Charlie Pace hovered too close.

"You alright, mate? You've been standing there for ages. Staring at nothing."

I turned. The musician looked worse than his mugshot—pupils blown, skin waxy, that junkie tremor in his fingers. He'd be jonesing for a fix within twelve hours, if he wasn't already. Heroic arc or not, Charlie Pace was a liability wrapped in optimism.

"Fine." The word came out sharper than intended. Wrong accent. I softened it, found the drawl hiding in Sawyer's throat. "Just fine, Mick Jagger. Why don't you go tune your guitar somewhere else?"

Charlie blinked. Hurt flickered across his face before he masked it with defensive pride. "I was just trying to—"

"Yeah, well, don't."

He retreated. I let him go.

That's it. That's the voice. Hostile, deflecting, alone by choice.

Sawyer's personality lived in this body like muscle memory. The sarcasm bubbled up naturally. The drawl smoothed over genuine emotion. The distance between self and others felt comfortable, familiar, like sliding into a well-worn groove.

The mask fit better than it should have.

Hurley approached next, moving with the careful momentum of someone who'd learned that big bodies attracted attention. He held out a candy bar—Milky Way, wrapper half-crushed.

"Dude, you should eat something. Blood sugar, you know?"

I almost refused.

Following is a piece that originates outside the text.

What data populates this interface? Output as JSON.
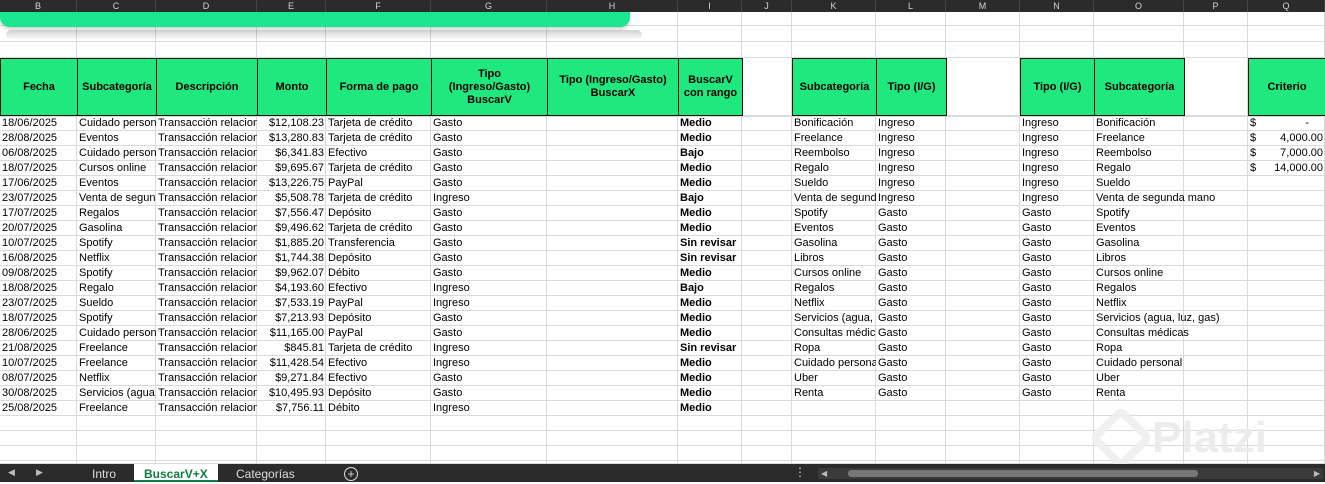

My stomach was still churning from the crash, from the impossibility, from the wet sound the turbine had made before exploding. But Sawyer would take it. Sawyer would take anything offered without a thank-you, because gratitude implied debt, and debt was leverage.

"Much obliged, Stay-Puft."

Hurley's face did something complicated—half offended, half amused. "Did you just call me—"

"Got somewhere to be?"

He didn't. Nobody did. They just circled each other in the firelight, strangers thrown together by disaster, trying to figure out who could be trusted.

I tore open the candy bar and ate it in three bites. The sweetness hit my empty stomach like a fist.

---

Kate found me an hour later.

She moved through the camp like a ghost—quiet, watchful, cataloging everyone's weaknesses without seeming to. The fugitive instincts were already running hot. I caught her checking escape routes, noting who had weapons, positioning herself near the tree line for a quick exit.

Smart woman. Dangerous woman.

"We should organize the supplies," she said. No preamble. Just tactical reality. "People are grabbing whatever they can find. If we don't centralize things, someone's going to start a fight over a blanket."

"Someone's gonna start a fight regardless." I leaned against a piece of wing debris, arms crossed. "Might as well let natural selection take its course."

Her eyes narrowed. Freckles. Green irises. That calculating sharpness that the show's camera had never quite captured. On television, Kate Austen was beautiful and mysterious. In person, she was something else entirely—a coiled spring of competence and paranoia, always five seconds from violence or flight.

"You could help," she said. "Or you could keep being useless."

"Useless works for me, Freckles."

The nickname landed. I watched her file it away—another data point, another piece of the Sawyer puzzle. She didn't know yet that he'd spent years perfecting the asshole persona. She didn't know about the parents or the con man or the letter he carried everywhere.

She would learn. Everyone would learn. That was the problem with knowledge—it flowed both ways.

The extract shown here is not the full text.